Lifestyle

Awas! Terganggunya Indera Penciuman Bisa Jadi Tanda Idap COVID-19


Awas! Terganggunya Indera Penciuman Bisa Jadi Tanda Idap COVID-19
Seorang Pensiunan Chelsea mencium aroma bunga Mawar di RHS Chelsea Flower Show di Royal Hospital Chelsea, London, Inggris, 20 Mei 2019. Perayaan pameran bunga ini ditujukan sebagai penghormatan kepada kapal HMT Karibia Windrush yang berulang tahun ke 70. (REUTERS/Toby Melville)

AKURAT.CO Mungkin kamu sudah sering mendengar gejala umum virus corona, seperti demam, batuk, hingga sesak. Tapi tahukah kamu, kehilangan indera penciuman, juga bisa menjadi salah satu tanda bahwa kamu terinfeksi virus corona.

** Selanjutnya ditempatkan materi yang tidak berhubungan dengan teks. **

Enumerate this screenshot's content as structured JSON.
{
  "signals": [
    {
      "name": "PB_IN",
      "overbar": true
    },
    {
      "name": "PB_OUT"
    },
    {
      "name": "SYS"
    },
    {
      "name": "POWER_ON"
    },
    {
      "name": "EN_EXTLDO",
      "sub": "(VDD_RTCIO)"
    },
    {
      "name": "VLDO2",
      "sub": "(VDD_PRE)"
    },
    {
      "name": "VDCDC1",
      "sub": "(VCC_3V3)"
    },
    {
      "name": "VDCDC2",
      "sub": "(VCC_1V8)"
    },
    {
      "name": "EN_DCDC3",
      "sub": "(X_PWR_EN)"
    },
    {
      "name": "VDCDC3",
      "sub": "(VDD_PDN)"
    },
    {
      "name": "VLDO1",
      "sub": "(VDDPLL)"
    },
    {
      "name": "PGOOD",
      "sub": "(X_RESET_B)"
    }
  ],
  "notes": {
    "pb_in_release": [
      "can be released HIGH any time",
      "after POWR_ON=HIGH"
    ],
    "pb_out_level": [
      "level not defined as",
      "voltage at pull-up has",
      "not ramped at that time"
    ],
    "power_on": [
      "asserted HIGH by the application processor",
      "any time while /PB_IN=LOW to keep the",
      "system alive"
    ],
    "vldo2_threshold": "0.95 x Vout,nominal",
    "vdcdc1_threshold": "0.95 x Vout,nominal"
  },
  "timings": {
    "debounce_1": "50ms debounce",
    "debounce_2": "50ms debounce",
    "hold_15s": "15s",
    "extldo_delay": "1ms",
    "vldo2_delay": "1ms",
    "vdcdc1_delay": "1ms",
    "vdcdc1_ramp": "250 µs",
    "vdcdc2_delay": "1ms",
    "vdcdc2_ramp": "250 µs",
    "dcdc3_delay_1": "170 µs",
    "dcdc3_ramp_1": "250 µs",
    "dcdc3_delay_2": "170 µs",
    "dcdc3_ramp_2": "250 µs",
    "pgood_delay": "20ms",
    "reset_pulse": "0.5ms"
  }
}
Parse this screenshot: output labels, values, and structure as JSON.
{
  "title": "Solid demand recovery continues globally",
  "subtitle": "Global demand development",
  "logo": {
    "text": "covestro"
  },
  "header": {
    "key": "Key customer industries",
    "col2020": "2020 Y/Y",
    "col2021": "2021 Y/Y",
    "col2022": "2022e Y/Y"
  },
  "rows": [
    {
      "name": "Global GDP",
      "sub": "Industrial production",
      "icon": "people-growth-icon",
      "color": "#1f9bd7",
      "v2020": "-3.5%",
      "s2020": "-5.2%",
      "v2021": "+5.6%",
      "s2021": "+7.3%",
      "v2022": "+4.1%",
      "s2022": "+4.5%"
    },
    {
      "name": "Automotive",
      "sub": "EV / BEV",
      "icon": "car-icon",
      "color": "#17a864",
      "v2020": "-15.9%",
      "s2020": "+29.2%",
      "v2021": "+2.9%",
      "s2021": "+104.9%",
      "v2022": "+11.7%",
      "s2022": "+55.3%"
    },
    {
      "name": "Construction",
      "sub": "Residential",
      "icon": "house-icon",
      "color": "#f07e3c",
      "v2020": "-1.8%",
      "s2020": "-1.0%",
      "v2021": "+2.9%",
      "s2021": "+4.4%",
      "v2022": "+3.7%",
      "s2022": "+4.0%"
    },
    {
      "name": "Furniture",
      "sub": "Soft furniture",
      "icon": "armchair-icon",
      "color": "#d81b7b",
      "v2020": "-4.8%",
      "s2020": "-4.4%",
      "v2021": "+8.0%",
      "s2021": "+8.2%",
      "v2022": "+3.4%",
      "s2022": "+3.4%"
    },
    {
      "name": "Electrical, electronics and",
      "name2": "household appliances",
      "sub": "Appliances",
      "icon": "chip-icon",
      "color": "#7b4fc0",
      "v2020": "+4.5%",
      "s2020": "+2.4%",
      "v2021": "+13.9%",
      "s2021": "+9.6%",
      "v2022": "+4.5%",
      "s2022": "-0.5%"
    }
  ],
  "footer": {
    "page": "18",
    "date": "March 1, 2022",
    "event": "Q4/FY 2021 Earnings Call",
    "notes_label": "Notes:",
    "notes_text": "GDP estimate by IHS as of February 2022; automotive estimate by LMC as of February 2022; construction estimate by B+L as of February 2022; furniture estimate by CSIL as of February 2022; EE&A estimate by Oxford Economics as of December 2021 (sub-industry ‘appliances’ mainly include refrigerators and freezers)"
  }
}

Dilansir dari Business Insider, hal tersebut dibuktikan oleh para ahli rhinologi di Inggris. Di Korea Selatan, China, dan Italia, sekitar sepertiga pasien yang dites positif Covid-19 juga melaporkan hilangnya penciuman. Kondisi ini disebut anosmia atau hyposmia. 

"Di Korea Selatan, di mana pengujian telah lebih luas, 30 persen pasien yang dites positif mengalami anosmia sebagai gejala utama yang mereka hadapi dalam kasus-kasus ringan," kata Clare Hopkins, Presiden British Rhinological Society Professor, dan profesor Nirmal Kumar selaku Presiden British Association of Otorhinolaryngology.

Para peneliti juga mengatakan, banyak pasien di seluruh dunia yang telah dites positif Covid-19 hanya menunjukkan gejala kehilangan bau dan rasa, tanpa gejala demam tinggi dan batuk yang lebih umum terlihat.

Gejala yang tidak umum seperti dalam kasus ini bisa membuat orang tersebut tidak diuji dan diisolasi. Hal ini membuat kemungkinan lebih tinggi terhadap penyebaran virus yang cepat di seluruh dunia.

"Pada pasien muda, mereka biasanya tidak memiliki gejala yang signifikan seperti batuk dan demam. Tetapi mereka bisa jadi hanya kehilangan indera penciuman dan rasa, yang menunjukkan virus ini tinggal di hidung," ujar Profesor Nirmal.

Dengan kesimpulan ini, profesor Nirmal menyerukan siapa saja yang menunjukkan gejala kehilangan indera penciuman atau perasa secara tiba-tiba agar mengisolasi diri paling tidak selama tujuh hari.